On September 1, 2023, MassDEP issued final amendments to the Massachusetts Contingency Plan (“MCP”), the regulations governing the cleanup of releases of hazardous material and oil spills at contaminated properties. The MCP amendments, which will take effect on March 1, 2024, will now require the consideration of foreseeable climate change impacts and how they may affect the status of completed remediation actions.
The changes to the regulatory text are minor but they will significantly affect the performance of response actions under the MCP. For example, the amendments revise the definition of a Conceptual Site Model (“CSM”) in 310 CMR 40.0006(12) so that licensed site professionals (“LSPs”) must begin “assessing current and foreseeable future site characteristics and risk” when developing the CSM framework (new language in bold). Also, the amendments add new language to the Response Action Performance Standard in 310 CMR 40.0191 to require the “use of accurate and up-to-date methods, models, standards and practices, equipment and technologies” in conducting response actions and to expressly include the consideration of “response actions that incorporate climate change resilience to the extent practicable and consistent with response action requirements” when performing cleanups under the MCP. Finally, the amendments expressly incorporate climate change considerations into the definition of a “foreseeable period of time” in the context of a Permanent Solution in 310 CMR 40.1005(1):
A Permanent Solution shall ensure a level of control of each identified substance of concern at a site or in the surrounding environment such that no such substance of concern shall present a significant risk of harm to health, safety, public welfare or the environment during any foreseeable period of time, considering existing site conditions and reasonably foreseeable future changes in site conditions, including anticipated impacts associated with climate change.

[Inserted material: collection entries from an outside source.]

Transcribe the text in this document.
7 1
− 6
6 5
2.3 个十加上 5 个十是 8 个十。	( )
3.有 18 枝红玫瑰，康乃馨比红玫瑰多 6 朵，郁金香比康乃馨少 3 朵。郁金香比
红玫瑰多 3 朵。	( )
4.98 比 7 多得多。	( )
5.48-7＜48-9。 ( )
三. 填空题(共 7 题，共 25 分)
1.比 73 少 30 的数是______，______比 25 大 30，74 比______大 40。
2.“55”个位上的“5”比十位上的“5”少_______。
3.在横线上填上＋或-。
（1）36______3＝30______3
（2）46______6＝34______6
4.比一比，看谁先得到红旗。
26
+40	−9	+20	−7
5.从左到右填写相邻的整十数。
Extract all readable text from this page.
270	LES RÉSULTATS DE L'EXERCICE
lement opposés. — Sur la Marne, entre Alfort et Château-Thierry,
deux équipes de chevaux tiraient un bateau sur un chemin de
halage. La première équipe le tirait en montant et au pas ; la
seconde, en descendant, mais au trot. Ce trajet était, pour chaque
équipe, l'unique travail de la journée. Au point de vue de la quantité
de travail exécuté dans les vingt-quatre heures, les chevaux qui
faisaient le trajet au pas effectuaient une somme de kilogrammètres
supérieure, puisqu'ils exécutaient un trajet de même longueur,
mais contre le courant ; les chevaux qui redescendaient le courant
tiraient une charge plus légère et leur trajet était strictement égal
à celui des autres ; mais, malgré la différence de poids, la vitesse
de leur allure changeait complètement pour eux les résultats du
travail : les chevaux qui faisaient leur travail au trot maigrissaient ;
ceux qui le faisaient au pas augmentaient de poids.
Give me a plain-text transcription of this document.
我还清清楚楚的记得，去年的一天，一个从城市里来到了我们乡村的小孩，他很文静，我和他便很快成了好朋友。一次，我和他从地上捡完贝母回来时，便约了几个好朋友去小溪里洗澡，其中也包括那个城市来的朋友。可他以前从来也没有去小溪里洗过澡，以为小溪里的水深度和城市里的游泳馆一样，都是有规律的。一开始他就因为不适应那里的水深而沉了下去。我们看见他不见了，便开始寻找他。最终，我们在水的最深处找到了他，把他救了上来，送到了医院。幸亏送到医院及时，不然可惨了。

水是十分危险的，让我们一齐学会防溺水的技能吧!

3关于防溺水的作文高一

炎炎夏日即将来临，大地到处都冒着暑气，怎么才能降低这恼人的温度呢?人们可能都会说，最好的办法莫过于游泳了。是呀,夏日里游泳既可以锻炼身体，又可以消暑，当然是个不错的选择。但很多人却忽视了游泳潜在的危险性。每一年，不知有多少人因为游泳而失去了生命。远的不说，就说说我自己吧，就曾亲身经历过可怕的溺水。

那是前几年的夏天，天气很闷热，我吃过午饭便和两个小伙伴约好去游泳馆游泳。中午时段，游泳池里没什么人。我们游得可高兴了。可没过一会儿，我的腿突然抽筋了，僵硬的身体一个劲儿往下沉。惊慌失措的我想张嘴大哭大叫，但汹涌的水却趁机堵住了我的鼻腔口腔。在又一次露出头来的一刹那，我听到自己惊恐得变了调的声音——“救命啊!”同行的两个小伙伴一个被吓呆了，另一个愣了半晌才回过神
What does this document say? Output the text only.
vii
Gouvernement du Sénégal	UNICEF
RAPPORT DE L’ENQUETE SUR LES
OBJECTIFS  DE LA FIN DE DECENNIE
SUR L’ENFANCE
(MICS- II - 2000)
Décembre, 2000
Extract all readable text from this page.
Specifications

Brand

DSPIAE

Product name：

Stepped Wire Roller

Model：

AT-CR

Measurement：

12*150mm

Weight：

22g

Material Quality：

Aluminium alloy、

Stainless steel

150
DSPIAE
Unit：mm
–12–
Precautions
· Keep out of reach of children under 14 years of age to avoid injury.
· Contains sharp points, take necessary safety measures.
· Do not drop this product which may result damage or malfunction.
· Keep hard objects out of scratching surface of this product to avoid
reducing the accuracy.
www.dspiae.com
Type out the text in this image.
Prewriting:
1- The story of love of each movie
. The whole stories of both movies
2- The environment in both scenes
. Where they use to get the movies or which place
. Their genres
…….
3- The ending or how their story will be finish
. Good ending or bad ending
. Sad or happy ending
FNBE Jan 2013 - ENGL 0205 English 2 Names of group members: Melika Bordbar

Far from a major overhaul of the MCP, the amendments are a targeted integration of climate change considerations into the existing structure of the regulations.
The Licensed Site Professional Association (“LSPA”), the trade association of the scientists, engineers, and public health specialists licensed by the Commonwealth to oversee the assessment and cleanup under the MCP, has been spearheading the effort to ensure a smooth implementation of the new climate change amendments. The LSPA has developed a toolkit for LSPs to assess the vulnerability of a contaminated site, evaluate potential impacts to contaminants of concern, and consider site-specific options to mitigate any impacts.
Vulnerability is a function of a site’s exposure to climate change impacts—in particular, changes in precipitation, temperature, sea level rise, and extreme weather events, the major impacts associated with climate change as defined in the Commonwealth’s 2018 State Hazard Mitigation and Climate Adaptation Plan (“SHMCAP”)—and the risks to contaminated sites associated with these impacts. The LSPA toolkit includes a climate change risk evaluation flow chart, a vulnerability assessment checklist, case studies, and technical resources for LSPs to use in determining whether a particular contaminated site requires further response actions after having achieved a Permanent Solution and site closure. It should prove to be an invaluable resource to LSPs as they navigate the future concerns of property owners, site operators, and other parties involved with contaminated sites.